Word of the engagement also led to a series of Chinese businesses trying to cash in on the excitement.
Online jewelry companies, such as www.Jinhe99.com, are already capitalizing on the wave of interest by selling rings that resemble Middleton's very own ring with a ticket price 99,999 yuan (11,500 euros).
Middleton's ring is the same engagement ring that Princess Diana received in 1982.
"When we saw the announcement we realized that the ring closely resembled one of our own models except that Diana's ring had more carats," said Jiang Yunming, manager of the Shenzhen-based online store.
"Almost immediately, online fans noticed our ring, and there have been a lot of orders inquiring about its purchase or orders for custom-made rings that look liked Diana's.

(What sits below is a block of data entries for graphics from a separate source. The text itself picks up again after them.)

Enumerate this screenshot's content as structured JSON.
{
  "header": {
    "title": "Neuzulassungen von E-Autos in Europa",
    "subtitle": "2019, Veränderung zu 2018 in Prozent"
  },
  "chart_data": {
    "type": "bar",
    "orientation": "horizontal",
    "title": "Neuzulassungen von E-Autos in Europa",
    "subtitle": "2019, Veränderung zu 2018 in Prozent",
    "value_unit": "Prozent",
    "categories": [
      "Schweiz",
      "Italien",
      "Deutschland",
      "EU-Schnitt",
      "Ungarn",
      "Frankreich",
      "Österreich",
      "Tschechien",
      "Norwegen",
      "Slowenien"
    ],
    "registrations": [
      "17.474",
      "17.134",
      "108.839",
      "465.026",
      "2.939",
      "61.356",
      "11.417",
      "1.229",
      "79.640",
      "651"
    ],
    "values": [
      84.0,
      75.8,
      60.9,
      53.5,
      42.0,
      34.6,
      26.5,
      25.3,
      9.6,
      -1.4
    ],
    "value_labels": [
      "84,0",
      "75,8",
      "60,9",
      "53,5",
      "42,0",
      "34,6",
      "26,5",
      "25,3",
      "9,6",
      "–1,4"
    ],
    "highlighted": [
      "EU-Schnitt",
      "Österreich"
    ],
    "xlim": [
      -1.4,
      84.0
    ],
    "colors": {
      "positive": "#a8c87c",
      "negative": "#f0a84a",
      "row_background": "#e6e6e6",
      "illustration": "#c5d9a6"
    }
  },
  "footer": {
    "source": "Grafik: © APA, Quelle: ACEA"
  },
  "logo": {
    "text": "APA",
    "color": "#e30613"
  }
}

"There was even one inquiry about making a ring more expensive than Diana's."
China Daily has published 11 articles that directly relate to the engagement.
The Chinese language Global Times international page editor Zhang Wen, said it was an interesting event and his publication had run four different royal articles since Nov 16.
Despite the amount of interest generated online and in newspapers there are still many ordinary Chinese who had not heard about it, or did not care enough.
Guo Zhihai, administrative secretary of Renmin University's School of Journalism and Communication, said that people will care because they have some kind of interest in the issue, but unless there is any particular connection to the average person, most will not.
"I heard about his engagement but I don't care," said Fei Yinyi, a graduate student in Shanghai.
"There are more important things going on."
"I didn't know about it," said a Beijing resident named Zhou. "Why should I care? I should be caring about the price of cabbages going up instead."